Its mostly intended to scratch the itch I always feel having to
remember to add :test 'eq to the end of member for a simple symbol
lookup, etc.  Hopefully others have the same itch.  GCL even had its
own si::memq hack to the same effect.  Without this of course one has
the eql function call inside the loop.

If you disassemble compiled functions under Allegro, you'll see
that they sometimes do type-based substitutions of faster forms
of MEMBER, ASSOC, etc.  REMOVE(-IF,-IF-NOT) ... :COUNT 1 is also a good
target for optimization.

Optimizing EQL and EQUAL ==> EQ by themselves based on type information
is also useful; do we already do that?

Duane Rettig at Franz had a presentation at ILC 2005 on the first-class
environments they've added.  This or something close to it would be
a good candidate for standardization, I think.  It's relevant to this
thread because it lets you get some type declaration information at macro
(or compiler macro) expansion time, so users can add this kind of
type-based optimization.  You can also do some limited type propagation,
although not as much as can be done after macro expansion.

(I'd like to see an extension to Lisp where some parts of the behavior
of macros can be specified separately from their expansions, just to
get around this problem.)

Personally I can't ever seem to bring myself to the loop macro, though
it works in GCL just fine -- programming and English are to me two
very different things, making loop code actually less readable, IMHO.

I've used LOOP for years, but then I was raised on Interlisp.
De gustibus non est disputandum.


On the other hand, in a FIXNUM vs.

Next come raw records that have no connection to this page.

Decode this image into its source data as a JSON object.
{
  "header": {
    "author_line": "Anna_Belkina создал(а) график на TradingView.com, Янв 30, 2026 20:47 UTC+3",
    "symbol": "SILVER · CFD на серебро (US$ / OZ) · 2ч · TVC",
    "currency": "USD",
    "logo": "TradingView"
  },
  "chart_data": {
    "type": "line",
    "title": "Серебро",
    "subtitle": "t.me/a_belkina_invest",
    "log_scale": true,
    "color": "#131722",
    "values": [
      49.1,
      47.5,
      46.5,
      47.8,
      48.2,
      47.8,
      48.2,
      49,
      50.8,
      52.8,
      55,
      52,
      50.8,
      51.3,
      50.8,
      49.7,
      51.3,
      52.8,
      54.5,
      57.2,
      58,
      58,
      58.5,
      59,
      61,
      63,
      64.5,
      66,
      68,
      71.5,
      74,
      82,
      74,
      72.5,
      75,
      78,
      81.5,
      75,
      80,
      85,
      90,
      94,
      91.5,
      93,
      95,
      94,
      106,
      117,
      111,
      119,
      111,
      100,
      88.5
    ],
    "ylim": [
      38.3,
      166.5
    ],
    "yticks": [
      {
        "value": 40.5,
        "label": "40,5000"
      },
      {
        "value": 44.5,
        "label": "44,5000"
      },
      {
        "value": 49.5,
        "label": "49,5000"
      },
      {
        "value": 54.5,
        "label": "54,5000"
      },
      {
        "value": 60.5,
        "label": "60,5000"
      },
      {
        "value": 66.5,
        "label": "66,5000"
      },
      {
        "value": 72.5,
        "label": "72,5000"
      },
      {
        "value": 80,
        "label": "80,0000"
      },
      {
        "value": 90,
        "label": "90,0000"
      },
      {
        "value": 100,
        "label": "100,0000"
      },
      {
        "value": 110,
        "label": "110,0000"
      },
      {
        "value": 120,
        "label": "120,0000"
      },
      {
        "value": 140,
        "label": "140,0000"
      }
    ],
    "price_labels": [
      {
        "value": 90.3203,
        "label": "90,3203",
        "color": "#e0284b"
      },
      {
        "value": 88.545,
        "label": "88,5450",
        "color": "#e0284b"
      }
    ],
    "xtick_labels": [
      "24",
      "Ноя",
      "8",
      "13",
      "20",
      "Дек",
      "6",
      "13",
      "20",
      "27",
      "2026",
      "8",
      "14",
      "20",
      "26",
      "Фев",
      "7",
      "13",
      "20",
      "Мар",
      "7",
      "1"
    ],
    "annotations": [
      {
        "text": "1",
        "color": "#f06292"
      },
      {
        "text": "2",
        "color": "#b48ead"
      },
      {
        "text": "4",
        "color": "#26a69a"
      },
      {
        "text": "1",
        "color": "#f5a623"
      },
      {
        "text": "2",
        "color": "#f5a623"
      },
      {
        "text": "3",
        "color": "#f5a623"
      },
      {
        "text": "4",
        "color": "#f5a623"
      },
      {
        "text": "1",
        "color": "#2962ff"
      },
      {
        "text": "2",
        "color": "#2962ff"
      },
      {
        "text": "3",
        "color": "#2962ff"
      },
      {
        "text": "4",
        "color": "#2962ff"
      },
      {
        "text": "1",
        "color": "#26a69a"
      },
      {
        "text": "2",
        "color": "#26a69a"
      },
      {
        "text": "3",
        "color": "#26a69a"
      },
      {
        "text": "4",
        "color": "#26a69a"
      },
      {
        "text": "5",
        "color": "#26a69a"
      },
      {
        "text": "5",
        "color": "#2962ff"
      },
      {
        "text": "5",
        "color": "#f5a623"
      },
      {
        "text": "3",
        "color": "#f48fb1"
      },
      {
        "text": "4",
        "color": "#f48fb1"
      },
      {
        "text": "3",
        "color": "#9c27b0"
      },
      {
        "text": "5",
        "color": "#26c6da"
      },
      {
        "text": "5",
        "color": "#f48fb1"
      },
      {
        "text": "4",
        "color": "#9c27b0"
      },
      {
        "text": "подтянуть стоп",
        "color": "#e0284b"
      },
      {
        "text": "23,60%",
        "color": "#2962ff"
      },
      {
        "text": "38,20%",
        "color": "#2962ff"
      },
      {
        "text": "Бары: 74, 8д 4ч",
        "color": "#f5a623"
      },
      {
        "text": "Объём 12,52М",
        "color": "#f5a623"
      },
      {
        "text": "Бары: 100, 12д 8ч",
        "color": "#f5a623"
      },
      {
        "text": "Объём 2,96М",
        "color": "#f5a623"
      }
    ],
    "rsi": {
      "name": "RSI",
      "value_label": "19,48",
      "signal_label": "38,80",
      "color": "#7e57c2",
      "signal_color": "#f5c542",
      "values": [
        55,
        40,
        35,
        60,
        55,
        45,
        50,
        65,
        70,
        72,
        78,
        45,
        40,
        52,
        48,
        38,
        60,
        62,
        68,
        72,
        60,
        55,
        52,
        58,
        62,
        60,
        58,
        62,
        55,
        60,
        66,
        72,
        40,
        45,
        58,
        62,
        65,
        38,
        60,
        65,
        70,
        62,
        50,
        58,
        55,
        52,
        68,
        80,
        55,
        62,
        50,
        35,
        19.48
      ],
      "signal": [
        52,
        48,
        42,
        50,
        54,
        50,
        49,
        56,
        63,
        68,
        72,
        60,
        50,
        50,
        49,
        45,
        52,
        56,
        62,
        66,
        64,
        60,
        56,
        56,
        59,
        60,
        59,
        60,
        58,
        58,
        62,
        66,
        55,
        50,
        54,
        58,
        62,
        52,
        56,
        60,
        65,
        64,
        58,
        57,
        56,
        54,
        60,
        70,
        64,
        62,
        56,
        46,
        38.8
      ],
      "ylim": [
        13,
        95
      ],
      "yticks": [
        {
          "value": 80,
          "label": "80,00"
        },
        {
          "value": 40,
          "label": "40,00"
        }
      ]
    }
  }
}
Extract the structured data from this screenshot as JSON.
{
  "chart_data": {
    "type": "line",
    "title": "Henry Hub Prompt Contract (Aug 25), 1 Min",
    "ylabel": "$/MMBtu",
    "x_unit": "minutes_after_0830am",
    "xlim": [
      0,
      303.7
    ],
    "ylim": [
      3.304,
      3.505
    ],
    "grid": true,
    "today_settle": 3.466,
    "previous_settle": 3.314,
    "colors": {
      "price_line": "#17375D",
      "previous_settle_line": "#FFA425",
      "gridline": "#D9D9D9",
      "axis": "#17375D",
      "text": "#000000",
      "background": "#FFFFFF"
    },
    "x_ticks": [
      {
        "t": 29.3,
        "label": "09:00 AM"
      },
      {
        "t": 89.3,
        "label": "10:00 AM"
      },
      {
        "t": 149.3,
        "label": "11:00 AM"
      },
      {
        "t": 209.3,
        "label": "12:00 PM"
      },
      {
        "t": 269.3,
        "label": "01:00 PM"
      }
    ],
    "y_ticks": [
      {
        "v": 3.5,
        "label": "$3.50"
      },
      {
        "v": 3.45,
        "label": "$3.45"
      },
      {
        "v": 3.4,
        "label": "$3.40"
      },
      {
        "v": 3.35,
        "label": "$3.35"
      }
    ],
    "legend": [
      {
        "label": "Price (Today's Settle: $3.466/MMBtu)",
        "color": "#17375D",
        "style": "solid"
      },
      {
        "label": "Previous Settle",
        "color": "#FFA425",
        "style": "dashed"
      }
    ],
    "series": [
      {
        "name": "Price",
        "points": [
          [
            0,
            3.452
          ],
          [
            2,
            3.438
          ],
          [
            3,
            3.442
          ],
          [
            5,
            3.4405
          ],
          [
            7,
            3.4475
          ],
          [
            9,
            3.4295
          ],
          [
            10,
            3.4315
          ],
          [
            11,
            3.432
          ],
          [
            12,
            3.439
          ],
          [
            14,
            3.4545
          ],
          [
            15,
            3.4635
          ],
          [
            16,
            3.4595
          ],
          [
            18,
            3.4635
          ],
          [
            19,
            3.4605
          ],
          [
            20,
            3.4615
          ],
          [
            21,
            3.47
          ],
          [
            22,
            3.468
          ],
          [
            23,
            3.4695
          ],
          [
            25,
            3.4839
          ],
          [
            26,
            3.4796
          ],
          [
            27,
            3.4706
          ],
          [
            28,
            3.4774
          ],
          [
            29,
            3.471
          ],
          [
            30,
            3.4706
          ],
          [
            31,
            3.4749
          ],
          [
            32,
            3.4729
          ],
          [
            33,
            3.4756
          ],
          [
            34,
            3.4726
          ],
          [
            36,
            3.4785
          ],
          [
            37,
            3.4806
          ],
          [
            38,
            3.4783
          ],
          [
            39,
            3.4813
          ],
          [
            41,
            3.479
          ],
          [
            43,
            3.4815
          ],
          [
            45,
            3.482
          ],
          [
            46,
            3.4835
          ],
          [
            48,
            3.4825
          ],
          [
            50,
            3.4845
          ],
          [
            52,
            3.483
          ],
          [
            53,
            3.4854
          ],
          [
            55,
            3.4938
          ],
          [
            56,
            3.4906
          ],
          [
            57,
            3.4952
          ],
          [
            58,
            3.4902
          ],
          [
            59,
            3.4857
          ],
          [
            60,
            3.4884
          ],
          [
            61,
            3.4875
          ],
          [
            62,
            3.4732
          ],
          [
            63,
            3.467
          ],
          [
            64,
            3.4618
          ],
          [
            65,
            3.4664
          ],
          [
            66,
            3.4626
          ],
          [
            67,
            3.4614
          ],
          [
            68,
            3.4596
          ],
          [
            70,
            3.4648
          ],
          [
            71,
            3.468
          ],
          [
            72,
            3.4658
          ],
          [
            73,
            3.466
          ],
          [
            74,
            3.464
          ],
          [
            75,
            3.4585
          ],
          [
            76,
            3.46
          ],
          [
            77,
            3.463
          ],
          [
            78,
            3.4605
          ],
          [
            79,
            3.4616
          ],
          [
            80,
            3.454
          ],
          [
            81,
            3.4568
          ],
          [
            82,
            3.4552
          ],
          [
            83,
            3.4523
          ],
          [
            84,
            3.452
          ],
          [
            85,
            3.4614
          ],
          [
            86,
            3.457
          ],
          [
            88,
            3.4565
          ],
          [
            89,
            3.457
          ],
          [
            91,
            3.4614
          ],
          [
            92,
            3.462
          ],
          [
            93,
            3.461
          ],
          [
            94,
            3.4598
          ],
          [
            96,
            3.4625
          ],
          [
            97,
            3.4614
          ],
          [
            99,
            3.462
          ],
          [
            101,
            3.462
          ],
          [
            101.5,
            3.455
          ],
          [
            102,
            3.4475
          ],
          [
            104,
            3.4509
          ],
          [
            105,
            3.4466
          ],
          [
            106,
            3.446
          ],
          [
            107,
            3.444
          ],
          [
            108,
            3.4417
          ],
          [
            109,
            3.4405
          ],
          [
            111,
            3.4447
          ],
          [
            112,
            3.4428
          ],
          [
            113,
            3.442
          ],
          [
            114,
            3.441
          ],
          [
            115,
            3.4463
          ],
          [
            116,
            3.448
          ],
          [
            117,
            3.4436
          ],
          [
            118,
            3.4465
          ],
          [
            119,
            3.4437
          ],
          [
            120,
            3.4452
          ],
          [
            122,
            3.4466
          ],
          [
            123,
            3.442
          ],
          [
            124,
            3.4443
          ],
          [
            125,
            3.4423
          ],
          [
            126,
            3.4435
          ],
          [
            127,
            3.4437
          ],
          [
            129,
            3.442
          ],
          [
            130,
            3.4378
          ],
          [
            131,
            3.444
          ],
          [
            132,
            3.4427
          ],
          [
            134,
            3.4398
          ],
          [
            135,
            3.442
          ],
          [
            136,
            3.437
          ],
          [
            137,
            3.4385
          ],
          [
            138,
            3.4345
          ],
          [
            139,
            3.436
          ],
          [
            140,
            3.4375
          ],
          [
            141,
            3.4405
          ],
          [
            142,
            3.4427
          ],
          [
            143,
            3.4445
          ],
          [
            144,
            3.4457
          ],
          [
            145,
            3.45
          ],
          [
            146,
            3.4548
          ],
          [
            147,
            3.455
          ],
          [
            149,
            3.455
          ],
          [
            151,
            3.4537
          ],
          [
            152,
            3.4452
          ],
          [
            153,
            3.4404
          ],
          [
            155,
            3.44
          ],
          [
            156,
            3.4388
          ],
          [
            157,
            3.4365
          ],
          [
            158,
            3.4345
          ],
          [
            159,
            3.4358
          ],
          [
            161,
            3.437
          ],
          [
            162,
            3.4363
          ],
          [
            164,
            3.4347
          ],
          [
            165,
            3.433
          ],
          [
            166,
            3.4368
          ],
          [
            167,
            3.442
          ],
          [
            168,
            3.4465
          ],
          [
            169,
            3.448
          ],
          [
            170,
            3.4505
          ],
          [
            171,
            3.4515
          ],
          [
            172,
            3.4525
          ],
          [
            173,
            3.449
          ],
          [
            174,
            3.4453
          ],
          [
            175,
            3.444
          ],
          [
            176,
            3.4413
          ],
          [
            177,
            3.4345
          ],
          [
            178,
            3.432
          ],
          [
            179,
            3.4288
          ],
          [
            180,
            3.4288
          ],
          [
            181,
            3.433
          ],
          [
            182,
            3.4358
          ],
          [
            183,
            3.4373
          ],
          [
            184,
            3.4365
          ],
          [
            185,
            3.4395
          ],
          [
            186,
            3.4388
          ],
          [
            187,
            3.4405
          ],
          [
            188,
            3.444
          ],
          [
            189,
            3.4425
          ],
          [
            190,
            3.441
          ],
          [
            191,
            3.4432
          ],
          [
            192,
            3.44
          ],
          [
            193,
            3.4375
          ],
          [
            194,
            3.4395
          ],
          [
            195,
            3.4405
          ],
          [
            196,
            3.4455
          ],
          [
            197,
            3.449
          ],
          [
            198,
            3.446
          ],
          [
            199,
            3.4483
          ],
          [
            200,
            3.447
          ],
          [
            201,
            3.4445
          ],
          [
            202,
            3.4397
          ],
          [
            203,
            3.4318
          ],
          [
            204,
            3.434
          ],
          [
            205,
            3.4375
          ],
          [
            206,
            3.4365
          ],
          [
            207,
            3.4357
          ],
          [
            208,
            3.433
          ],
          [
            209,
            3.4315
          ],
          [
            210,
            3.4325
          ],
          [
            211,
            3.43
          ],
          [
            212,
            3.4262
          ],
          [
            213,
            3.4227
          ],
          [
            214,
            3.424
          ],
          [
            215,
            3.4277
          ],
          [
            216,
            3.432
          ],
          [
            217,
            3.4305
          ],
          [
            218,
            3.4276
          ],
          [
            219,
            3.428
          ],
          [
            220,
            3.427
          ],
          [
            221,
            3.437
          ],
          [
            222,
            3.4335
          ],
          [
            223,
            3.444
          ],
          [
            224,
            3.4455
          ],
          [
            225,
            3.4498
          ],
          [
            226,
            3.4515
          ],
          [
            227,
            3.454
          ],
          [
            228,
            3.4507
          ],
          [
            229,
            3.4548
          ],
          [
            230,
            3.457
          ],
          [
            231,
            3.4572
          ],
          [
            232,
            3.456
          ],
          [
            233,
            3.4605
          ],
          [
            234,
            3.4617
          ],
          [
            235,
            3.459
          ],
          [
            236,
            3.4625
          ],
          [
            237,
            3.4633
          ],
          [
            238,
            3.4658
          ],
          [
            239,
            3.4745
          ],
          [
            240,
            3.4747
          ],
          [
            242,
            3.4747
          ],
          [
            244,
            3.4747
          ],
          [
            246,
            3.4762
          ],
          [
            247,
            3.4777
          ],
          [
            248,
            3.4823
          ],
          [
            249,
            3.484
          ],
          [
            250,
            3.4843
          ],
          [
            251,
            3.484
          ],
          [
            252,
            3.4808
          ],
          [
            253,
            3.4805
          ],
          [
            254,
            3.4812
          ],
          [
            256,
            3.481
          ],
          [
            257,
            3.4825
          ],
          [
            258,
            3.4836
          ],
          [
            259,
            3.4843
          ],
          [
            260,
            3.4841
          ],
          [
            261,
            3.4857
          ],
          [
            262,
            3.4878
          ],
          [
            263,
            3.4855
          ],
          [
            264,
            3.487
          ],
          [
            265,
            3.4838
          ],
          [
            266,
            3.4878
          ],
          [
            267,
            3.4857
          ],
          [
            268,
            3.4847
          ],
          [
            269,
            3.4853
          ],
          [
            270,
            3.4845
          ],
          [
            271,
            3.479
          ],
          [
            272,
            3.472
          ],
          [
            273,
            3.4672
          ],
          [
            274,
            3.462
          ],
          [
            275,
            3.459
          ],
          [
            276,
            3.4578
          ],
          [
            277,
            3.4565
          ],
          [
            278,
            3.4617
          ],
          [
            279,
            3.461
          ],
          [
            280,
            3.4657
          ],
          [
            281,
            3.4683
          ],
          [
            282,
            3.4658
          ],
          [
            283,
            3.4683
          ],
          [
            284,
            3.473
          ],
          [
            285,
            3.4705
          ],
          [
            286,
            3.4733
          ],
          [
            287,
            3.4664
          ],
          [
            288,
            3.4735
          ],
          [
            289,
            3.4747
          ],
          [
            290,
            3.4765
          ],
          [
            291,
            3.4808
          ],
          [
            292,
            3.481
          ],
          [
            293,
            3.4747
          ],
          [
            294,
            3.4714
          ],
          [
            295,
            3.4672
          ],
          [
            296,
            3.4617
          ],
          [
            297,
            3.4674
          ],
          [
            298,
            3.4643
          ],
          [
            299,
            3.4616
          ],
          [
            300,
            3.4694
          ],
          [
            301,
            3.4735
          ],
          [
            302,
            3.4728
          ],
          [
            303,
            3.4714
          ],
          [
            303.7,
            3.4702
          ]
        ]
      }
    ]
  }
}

BIGNUM situation, things are radically
different and harder.  It may be that most FIXNUM declarations are simply
lies!

There are at least two ways to address this: (1) have the compiler recognize
situations where the declarations are wrong, and blow up, and (2) in safe code,
treat declarations as asserts and check them at run time.  SBCL takes these
approaches, IIRC.

It also helps to run the code on different implementations.  Of course
testing cannot prove the absence of errors.

My feeling on FIXNUM is that it should *never* be used in declarations, since
you don't know what type it is (except that it's an integer supertype
of (SIGNED-BYTE 16).)  User code should use explicit integer range types.